Patients sometimes bypass general physicians to visit specialists directly. In addition, alternative medicine practices such as Ayurveda, Homeopathy, and Unani medicine compete for patient preference. Institutions like Kottakal Ayra Vaidyasala are doing humongous work for the welfare of patients, but to date, most of the Indian society is unaware of their existence and legacy.

Medicolegal issues

With increased awareness, patients are more likely to sue doctors for medical negligence. This has led to a rise in defensive medicine, where doctors order unnecessary tests to avoid legal trouble.

Ethical considerations

A family physician must uphold medical ethics, including:

  • Patient confidentiality: Maintaining privacy in sensitive cases

  • Informed consent: Ensuring patients understand their diagnosis and treatment options

  • Non-maleficence: Avoiding harm through unnecessary treatments or medications

  • Professionalism: Treating all patients equally, regardless of social or economic status.

ADVANCEMENTS IN GENERAL PRACTICE

In today’s world, the practice of medicine is advancing at a fast pace. Several private clinicians are bringing modern technologies and practices into their day-to-day practice.9

  • Telemedicine: Many physicians now consult patients online, improving accessibility

  • Electronic medical records: Digital record-keeping is becoming more common

  • Point-of-care testing: Portable diagnostic tools help in quick and efficient disease detection.

CONCLUSION

The role of a general family physician in India is vital in providing accessible and affordable health care. Despite numerous challenges, their contribution to primary health care remains invaluable. With technological advancements and better healthcare policies, family physicians can continue to improve patient care and enhance public health outcomes.10 The National Medical Commission needs to revamp its current policies for healthcare services as well as its current regulations of academic promotions and funding for clinicians who are practicing both in institutes and as private practitioners. Their current mandates are outdated and need an overhaul. As of now, GPs have no incentive to even think of publishing and sharing their experiences in medical journals that are getting published in India. It appears that after so many years of independence, we are still indirectly being held at ransom by overseas organizations when it comes to shaping policies for our own country. I hope in time to come, we will see a change.

Ethical approval

Institutional Review Board approval is not required.

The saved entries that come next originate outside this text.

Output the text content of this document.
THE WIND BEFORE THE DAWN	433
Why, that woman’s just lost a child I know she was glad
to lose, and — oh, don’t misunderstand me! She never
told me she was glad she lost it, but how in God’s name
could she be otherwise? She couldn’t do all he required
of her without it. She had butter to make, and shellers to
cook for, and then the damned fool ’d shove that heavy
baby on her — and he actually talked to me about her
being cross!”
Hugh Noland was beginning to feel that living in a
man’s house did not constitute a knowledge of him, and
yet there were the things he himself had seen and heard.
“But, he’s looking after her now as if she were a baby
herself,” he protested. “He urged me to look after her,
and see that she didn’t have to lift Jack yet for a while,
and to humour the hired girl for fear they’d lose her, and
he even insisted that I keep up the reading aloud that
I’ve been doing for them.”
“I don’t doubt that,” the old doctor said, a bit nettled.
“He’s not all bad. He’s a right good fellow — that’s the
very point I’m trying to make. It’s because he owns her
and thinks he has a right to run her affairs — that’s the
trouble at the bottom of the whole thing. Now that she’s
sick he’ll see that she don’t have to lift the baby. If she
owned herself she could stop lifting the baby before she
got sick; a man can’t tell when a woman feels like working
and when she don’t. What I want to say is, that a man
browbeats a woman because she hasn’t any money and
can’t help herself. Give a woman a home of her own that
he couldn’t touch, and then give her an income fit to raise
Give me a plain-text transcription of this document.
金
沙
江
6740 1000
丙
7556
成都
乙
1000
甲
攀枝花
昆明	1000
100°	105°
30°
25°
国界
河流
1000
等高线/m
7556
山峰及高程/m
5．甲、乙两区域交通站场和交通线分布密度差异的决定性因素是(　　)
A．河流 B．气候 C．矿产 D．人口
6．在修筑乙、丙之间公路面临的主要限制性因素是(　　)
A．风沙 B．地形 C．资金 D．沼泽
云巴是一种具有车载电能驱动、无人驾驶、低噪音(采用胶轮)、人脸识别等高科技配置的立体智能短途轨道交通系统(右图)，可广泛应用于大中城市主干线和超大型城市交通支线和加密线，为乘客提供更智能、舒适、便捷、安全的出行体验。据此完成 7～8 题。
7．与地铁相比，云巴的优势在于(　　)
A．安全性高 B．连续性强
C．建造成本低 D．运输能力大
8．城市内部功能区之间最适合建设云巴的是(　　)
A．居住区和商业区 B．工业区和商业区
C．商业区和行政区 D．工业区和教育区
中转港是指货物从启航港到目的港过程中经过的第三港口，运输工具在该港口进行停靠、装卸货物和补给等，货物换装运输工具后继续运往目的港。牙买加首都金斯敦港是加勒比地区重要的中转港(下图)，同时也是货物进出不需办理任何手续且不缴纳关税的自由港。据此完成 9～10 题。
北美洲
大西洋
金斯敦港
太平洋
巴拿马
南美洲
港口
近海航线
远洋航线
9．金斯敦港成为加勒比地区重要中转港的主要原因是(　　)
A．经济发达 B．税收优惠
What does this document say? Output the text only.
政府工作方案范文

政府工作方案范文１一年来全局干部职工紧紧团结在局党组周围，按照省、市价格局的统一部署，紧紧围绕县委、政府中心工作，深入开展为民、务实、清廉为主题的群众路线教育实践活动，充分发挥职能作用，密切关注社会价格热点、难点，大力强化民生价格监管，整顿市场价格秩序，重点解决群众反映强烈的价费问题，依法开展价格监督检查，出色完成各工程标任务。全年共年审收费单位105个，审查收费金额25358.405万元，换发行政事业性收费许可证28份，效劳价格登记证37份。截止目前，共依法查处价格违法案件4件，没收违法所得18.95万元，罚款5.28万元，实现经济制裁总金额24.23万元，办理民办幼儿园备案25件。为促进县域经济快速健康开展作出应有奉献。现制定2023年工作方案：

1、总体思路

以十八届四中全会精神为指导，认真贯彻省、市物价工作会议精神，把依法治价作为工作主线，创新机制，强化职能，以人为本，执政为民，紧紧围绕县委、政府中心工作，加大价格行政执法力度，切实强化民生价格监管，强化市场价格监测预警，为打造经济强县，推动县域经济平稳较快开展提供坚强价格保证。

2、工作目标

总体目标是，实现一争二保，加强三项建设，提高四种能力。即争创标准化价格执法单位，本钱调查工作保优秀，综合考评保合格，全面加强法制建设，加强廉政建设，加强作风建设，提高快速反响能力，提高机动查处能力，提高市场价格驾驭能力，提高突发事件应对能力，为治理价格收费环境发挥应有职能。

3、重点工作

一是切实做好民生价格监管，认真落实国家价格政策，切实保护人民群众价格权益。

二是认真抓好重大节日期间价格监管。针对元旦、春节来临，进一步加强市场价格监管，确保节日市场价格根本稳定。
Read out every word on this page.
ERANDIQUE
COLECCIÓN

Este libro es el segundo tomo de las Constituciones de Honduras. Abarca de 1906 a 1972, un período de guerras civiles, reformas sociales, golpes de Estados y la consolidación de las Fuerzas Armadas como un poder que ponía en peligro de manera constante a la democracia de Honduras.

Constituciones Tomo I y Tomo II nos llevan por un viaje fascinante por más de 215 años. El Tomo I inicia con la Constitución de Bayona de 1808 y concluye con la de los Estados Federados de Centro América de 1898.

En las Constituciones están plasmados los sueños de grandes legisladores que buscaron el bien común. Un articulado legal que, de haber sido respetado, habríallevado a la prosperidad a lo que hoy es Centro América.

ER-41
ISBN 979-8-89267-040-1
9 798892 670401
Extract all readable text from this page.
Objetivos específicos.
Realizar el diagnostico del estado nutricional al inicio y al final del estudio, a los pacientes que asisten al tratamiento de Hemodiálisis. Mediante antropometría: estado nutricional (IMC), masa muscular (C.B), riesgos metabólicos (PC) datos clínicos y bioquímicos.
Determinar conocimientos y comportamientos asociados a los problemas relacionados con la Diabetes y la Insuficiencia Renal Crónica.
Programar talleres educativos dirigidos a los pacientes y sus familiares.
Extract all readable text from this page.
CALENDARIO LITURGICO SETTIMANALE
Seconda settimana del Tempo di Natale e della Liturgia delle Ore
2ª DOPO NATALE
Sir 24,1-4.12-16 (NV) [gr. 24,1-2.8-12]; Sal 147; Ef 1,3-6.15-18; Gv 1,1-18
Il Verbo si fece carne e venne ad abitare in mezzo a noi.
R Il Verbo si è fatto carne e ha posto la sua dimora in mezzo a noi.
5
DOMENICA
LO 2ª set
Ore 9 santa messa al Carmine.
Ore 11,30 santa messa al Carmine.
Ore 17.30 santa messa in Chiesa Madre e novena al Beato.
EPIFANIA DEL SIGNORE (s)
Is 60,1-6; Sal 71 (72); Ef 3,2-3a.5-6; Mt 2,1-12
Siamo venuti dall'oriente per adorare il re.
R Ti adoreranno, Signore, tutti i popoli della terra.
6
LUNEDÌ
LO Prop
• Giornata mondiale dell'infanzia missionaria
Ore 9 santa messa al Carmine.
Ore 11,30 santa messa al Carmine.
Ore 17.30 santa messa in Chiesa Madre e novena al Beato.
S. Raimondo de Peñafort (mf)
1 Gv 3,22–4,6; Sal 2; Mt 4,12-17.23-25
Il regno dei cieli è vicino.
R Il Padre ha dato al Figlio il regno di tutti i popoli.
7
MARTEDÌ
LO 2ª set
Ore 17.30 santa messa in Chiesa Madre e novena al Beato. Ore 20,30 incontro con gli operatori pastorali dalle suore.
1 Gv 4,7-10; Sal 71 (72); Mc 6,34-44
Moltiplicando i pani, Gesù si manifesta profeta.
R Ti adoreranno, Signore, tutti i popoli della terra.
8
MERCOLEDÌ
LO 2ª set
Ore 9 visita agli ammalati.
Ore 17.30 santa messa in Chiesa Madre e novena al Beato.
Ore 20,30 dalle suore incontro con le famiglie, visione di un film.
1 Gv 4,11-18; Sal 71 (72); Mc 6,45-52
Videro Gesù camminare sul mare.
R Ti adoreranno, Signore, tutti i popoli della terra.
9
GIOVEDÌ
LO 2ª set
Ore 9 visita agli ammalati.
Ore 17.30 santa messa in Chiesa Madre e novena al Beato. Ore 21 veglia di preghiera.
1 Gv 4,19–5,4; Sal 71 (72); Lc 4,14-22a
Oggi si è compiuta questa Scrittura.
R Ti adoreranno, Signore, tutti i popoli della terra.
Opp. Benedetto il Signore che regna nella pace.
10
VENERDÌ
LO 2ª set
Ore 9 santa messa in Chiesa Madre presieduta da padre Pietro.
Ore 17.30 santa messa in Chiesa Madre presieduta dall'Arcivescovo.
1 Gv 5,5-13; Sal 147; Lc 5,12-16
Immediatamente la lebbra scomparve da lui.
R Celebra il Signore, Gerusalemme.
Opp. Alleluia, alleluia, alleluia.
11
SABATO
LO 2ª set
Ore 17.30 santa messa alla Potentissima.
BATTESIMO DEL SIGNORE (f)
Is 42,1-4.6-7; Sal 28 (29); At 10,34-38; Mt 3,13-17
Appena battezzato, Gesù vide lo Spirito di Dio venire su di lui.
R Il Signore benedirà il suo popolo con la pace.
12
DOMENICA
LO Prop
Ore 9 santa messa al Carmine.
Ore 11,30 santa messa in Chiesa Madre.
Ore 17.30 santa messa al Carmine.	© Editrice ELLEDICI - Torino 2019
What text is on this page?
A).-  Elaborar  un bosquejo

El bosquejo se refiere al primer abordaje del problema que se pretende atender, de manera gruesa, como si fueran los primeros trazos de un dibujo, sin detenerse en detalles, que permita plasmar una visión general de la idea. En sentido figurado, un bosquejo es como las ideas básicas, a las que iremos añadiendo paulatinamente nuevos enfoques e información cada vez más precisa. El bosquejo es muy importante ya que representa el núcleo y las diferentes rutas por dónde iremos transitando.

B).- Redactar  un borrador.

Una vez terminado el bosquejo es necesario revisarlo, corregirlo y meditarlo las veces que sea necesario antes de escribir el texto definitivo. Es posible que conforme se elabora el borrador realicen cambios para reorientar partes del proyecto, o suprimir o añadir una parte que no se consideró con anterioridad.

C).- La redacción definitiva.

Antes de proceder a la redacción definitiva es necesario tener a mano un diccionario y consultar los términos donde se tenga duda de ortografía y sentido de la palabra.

Declaration of patient consent

Patient’s consent is not required as there are no patients in this study.

Conflicts of interest

There are no conflicts of interest.

Use of artificial intelligence (AI)-assisted technology for manuscript preparation

The authors confirm that there was no use of artificial intelligence (AI)-assisted technology for assisting in the writing or editing of the manuscript and no images were manipulated using AI.

Financial support and sponsorship: Nil.